I have my doubts that she's being satisfied. I’ve never met a Garrison who gave a fuck about anyone but themselves.
There’s a place just before I turn into the long drive that leads to my ranch where I can see for miles. I turn the bend and pulloff at the overlook. Silence falls. I rummage in the glove box and come up with a stale cigarette.
I don’t smoke, but I need a cigarette after meeting Keira Garrison.
I step out onto the gravel and light it, inhaling deeply. The tingling calm seeps through my veins and my eyes roam the dark horizon. The stars hang heavy, there’s no light pollution to fade them. I can’t make out the ground, but far away I see the opening between the cliffs.
Tomorrow, Clint, myself, and our men will go up to the cliffs and bring the cattle down. I’ll sell, he’ll deposit the money into my account, we’ll shake hands without meeting eyes, and I’ll never see Keira again.
That thought makes me fucking sick.
I’ve heard people talk about soulmates, about the one person out there made just for you. But I never believed it. And I still don’t. But I do believe in chemistry, and I felt that electricity spark in my veins as we sat in that office together. I’ve never had my body respond to anyone that quickly before. And now I have to live with that.
I have to know everything about her or I won’t be able to rest.
The cliffs keep my eyes occupied as I finish my cigarette. They’re a dangerous area, especially at this time of year when the weather can turn easily. Where all it takes to send a herd of cattle stampeding through the narrow opening is a storm rolling over the hills without warning.

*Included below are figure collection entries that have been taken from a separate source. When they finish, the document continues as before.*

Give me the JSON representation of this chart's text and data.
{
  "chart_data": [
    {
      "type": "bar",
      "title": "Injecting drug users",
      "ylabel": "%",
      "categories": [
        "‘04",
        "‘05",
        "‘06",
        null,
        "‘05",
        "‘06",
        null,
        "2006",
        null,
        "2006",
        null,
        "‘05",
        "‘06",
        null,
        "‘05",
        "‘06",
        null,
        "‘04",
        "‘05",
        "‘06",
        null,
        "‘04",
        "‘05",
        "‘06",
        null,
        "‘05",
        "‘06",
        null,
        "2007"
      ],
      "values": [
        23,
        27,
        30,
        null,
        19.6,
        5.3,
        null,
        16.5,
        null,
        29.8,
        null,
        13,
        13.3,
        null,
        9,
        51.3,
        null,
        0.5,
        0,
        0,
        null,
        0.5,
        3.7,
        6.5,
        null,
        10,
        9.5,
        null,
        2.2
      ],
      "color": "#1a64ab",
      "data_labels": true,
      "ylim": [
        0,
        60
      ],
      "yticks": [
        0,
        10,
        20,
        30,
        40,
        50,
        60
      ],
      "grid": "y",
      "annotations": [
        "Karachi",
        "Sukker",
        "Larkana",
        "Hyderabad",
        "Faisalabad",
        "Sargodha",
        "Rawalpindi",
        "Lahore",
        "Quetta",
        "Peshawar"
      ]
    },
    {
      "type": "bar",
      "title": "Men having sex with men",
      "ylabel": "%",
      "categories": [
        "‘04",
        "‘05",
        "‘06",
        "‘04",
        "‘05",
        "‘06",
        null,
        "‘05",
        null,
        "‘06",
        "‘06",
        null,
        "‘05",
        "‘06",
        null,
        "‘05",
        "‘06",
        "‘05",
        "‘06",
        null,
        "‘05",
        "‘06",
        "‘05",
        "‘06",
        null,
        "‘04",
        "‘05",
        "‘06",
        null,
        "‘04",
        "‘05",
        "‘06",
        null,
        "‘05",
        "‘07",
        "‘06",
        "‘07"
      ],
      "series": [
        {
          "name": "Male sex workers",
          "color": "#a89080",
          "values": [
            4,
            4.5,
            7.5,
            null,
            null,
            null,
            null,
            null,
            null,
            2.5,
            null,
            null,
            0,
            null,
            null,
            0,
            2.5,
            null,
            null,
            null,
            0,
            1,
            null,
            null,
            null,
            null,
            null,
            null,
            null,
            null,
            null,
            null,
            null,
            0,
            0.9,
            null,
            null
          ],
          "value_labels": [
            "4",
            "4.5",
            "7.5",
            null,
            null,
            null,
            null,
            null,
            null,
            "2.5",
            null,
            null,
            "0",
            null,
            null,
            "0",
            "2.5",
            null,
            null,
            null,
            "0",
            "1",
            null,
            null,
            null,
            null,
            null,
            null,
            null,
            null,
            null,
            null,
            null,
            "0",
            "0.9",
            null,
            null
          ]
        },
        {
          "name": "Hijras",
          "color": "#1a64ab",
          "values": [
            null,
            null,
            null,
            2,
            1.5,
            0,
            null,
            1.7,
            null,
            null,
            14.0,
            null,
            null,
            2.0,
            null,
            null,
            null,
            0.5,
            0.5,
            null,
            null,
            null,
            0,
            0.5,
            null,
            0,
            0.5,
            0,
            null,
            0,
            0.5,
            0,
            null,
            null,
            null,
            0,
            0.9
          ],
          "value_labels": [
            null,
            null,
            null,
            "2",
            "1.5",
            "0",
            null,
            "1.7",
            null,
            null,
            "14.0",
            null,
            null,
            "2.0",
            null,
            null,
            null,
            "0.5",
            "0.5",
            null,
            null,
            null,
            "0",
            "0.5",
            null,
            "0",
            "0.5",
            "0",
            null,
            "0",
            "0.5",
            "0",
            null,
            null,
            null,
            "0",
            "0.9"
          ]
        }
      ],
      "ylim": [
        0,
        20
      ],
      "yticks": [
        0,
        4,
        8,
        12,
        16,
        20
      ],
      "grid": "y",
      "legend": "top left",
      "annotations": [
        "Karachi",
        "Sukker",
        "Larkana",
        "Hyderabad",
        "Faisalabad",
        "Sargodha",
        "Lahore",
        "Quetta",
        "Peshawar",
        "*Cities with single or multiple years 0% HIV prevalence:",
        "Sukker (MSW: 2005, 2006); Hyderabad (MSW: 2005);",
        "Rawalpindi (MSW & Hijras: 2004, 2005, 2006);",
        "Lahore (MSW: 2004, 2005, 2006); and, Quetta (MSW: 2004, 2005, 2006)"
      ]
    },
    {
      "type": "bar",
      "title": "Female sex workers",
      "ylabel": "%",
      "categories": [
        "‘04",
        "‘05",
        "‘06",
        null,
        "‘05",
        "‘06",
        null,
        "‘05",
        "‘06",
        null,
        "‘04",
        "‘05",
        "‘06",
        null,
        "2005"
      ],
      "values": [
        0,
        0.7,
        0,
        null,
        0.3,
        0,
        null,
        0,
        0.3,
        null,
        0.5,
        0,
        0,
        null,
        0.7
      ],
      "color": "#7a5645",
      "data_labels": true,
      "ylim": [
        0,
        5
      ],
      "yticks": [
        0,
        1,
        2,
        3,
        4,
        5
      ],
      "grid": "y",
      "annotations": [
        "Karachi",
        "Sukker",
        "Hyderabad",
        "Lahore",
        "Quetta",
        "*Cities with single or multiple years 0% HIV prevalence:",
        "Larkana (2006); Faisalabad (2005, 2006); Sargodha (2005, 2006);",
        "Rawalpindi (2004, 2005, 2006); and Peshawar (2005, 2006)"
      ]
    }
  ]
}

It would be a fucking pity if something were to happen tomorrow.
I stab out my cigarette and get back into the truck. Once I’m home, I go to bed, but I don’t sleep. All I can think about is the way she called me sir. Lids lowered, husky voice going right to my groin.
I lie awake until dawn.
CHAPTER THREE
KEIRA
After Gerard Sovereign leaves, I rush upstairs and shut the bedroom door.
My heart pounds. My mouth tastes like whiskey. I rarely drink so it hits my brain right away and warmth creeps over my nerves.
Never, not once, has Clint made me feel like this. Teased, desired, and thoroughly seen. He dragged those pale blue eyes over every inch of my body. If I wasn’t married, I know he’d have done the same with his hands.
God, he has big hands. Thick, square at the tips. Neatly trimmed nails, scars on his knuckles, and calloused palms.
My back arcs, pushing my ass against the door. I’m acutely aware the space between my thighs is empty. All I can think of is how good his fingers would feel pushed inside me.
My fist clenches, bunching my dress. Pulling the skirt up to my waist. My other hand slips beneath my panties, searching. My breath sucks in as my fingertips slip over the seam of my pussy. Playing in the wetness there before slipping over my clit.
I can feel my heartbeat there. My clit is so tender that I feel pressure ache through my sex as I start rubbing it. I haven’tmasturbated in so long. Not since the last trip Clint took out of town. When he fucks me, it leaves me dry. The rest of the time, I’m too tired for desire.
But tonight, I’m soaked.
And it’s all for a man I barely know.
Downstairs, I hear the men leave the office and go outside. My fingers move faster, my hips thrusting up against my hand hungrily. An orgasm rises and coils closer and closer. Sending heat surging through my lower belly and thighs.
The memory of his hand in my hair flashes through my brain and I come, hips shuddering so hard I almost fall.
Guilt floods me so fast I barely have time to recover. I stumble into the bathroom and wash my hands. My eyes snap up and meet my reflection’s glassy stare. My cheeks and nose are pink. My hands shake as I scrub them hard.
For the first time in years, I look alive.
I’m so shaken, I just sit on the bed and wait for Clint. My husband doesn’t come up for another hour and I take every minute of that time to compose myself. Guilt still creeps in as he enters our room and closes the door.
He takes his boots off.
“What are you looking at?” He scowls.